Утром Николай и его соседка Лида Трофимова, как и тысячи других московских старшеклассников, шли в свои школы — занятий никто не отменял. Правда, случались в занятиях и перерывы. Вот еще одна цитата из автобиографии Старшинова:
«Когда осенью 1941 года немцы уже подходили к Москве, директор нашей школы Николай Семенович Лукин обратился к ребятам-старшеклассникам с предложением поехать под Малоярославец рыть траншеи и строить оборонительную линию. И мы поехали — и Ваня Терехин, и Саша Кувшинников, и Роза Мещанкина, и Валя Жогова, и многие, многие другие. И не беда, что вместо солдатских траншей нам пришлось рыть силосные ямы для свиноводческого совхоза и убирать картошку. Хоть так, но мечты наши воплощались в жизнь…
Немцы рвались к Москве. Они несколько раз бомбили нас. Они подошли уже вплотную к нашей станции. Николай Семенович установил круглосуточное дежурство на станции Ворсино, и только благодаря этому мы успели уехать с последним товарным поездом в Москву…»
Зачем в прифронтовой полосе понадобились силосные ямы, мне, откровенно говоря, непонятно. Возможно, ямы предназначались не для силоса, а для самих животных, если их не успевали вывезти, или дело было в царившей тогда неразберихе… Главное, что ребятам удалось выбраться из района боевых действий, а ведь многие москвичи, из строивших оборонительные сооружения, оказались на оккупированной территории — без жилья и каких-либо средств к существованию. Часть из них угнали на работу в Германию, кто-то попал в концентрационные лагеря: арийцы с порабощенными народами не церемонились.
Москва переживала трудные дни. Она ощетинилась противотанковыми ежами, однако уверенности в том, что ее удастся отстоять, не было. Седьмого ноября, стоя на Пушкинской площади у памятника поэту, Николай смотрел, как проходят к Белорусскому вокзалу для отправки на передовую участники парада на Красной площади.
А меньше чем через год и сам он наденет «родную длиннополую шинель…».
В сорок четвертом, вернувшись домой на костылях, он пойдет смотреть другой «парад» — проходящих по московским улицам под конвоем пленных немцев. Оба эти события отразятся в его творчестве.

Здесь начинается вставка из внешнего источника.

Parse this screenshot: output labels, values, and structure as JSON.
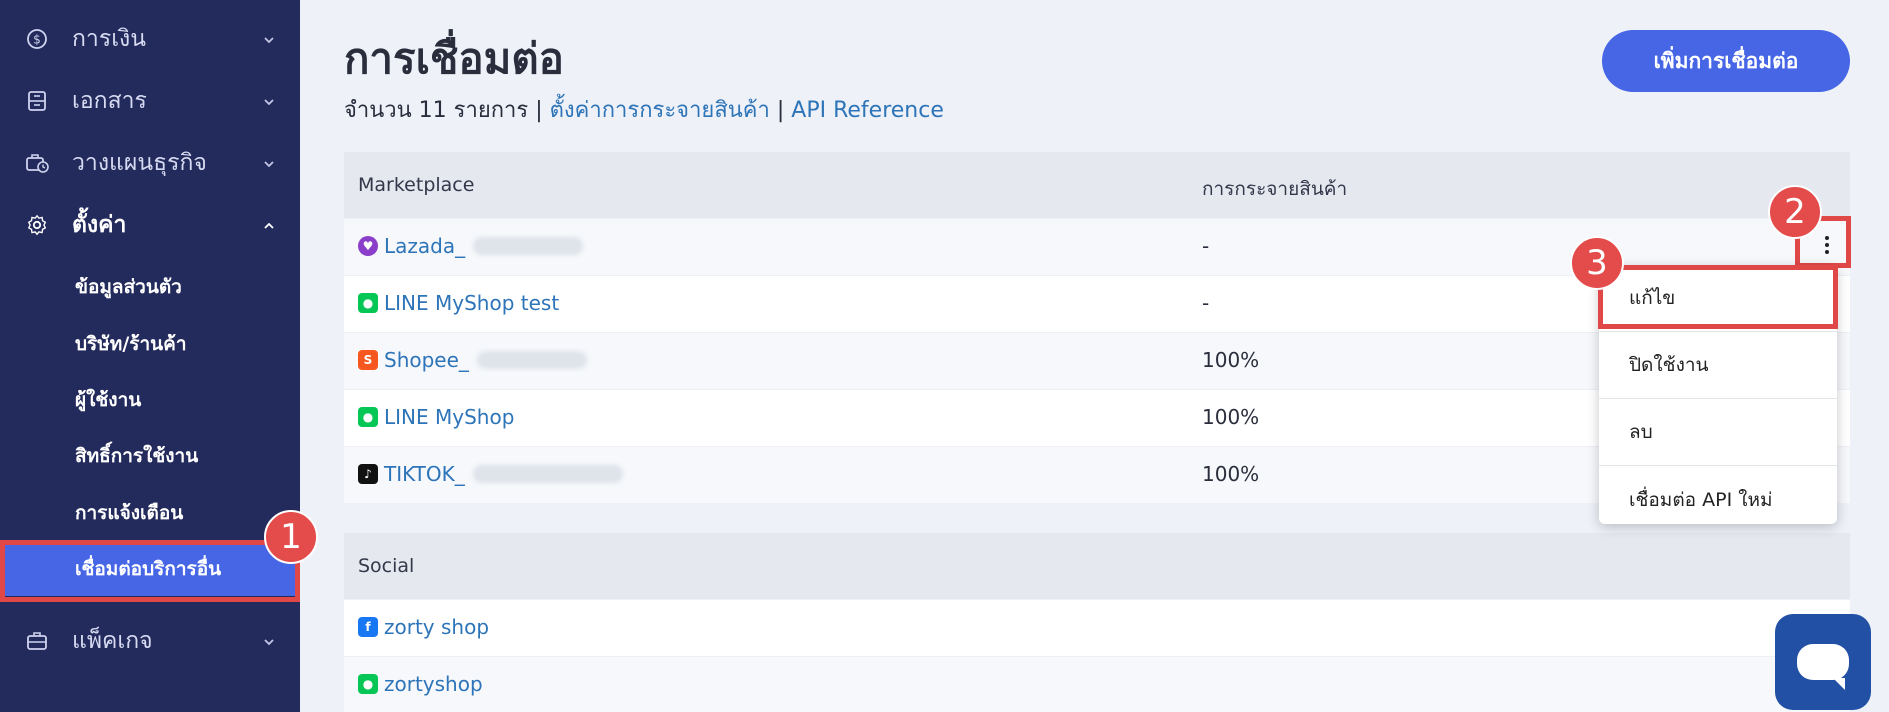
{
  "sidebar": {
    "finance": "การเงิน",
    "documents": "เอกสาร",
    "business_plan": "วางแผนธุรกิจ",
    "settings": "ตั้งค่า",
    "sub": [
      "ข้อมูลส่วนตัว",
      "บริษัท/ร้านค้า",
      "ผู้ใช้งาน",
      "สิทธิ์การใช้งาน",
      "การแจ้งเตือน",
      "เชื่อมต่อบริการอื่น"
    ],
    "package": "แพ็คเกจ"
  },
  "badges": {
    "one": "1",
    "two": "2",
    "three": "3"
  },
  "page": {
    "title": "การเชื่อมต่อ",
    "count_text": "จำนวน 11 รายการ",
    "sep": "|",
    "link_distribution": "ตั้งค่าการกระจายสินค้า",
    "link_api": "API Reference",
    "add_button": "เพิ่มการเชื่อมต่อ"
  },
  "marketplace": {
    "headers": [
      "Marketplace",
      "การกระจายสินค้า"
    ],
    "rows": [
      {
        "name": "Lazada_",
        "dist": "-"
      },
      {
        "name": "LINE MyShop test",
        "dist": "-"
      },
      {
        "name": "Shopee_",
        "dist": "100%"
      },
      {
        "name": "LINE MyShop",
        "dist": "100%"
      },
      {
        "name": "TIKTOK_",
        "dist": "100%"
      }
    ]
  },
  "social": {
    "header": "Social",
    "rows": [
      {
        "name": "zorty shop"
      },
      {
        "name": "zortyshop"
      }
    ]
  },
  "menu": {
    "items": [
      "แก้ไข",
      "ปิดใช้งาน",
      "ลบ",
      "เชื่อมต่อ API ใหม่"
    ]
  },
  "colors": {
    "sidebar_bg": "#232a5c",
    "accent": "#4766e6",
    "highlight": "#e04848",
    "link": "#2d74b8"
  }
}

Тогда же, в сорок четвертом, вручат ему, как бойцу противовоздушной обороны, еще одну награду — медаль «За оборону Москвы».
НАМ СУДЬБУ РОССИИ ДОВЕРЯЛИ
В солдатский строй он встал в семнадцать лет, не успев даже сдать все экзамены за девятый класс (остались физика и химия). Почти законченное среднее образование в те суровые годы позволяло получить образование военное, то есть стать офицером. Их, особенно лейтенантов, командиров взводов, в армии катастрофически не хватало, ведь по уставу они сами водили своих солдат в атаки в отличие от старших офицеров, командующих из укрытий.
В сельской местности школы были, как правило, начальные, поэтому деревенских ребят отправляли на фронт сразу, а городских — чуть погодя, после ускоренных офицерских курсов. Так что в августе 1942 года, когда армии врага рвались к Сталинграду, Николай Старшинов попал в учебный батальон под Горький (Нижний Новгород), «в знаменитые Гороховецкие лагеря». Оттуда его направили во 2-е Ленинградское пехотное военное училище, эвакуированное из блокадного Ленинграда в Удмуртию, в город Глазов.
Жизнь курсанта известна: ранний подъем, две минуты на одевание, зарядка на свежем воздухе, даже в мороз, а потом строевая подготовка и марш-броски, занятия по тактике и матчасти. Да еще наряды. Когда приходилось мыть полы в казарме, Николай каждый раз вспоминал про вены на ногах матери и думал о своей нечуткости, о своей вине перед ней.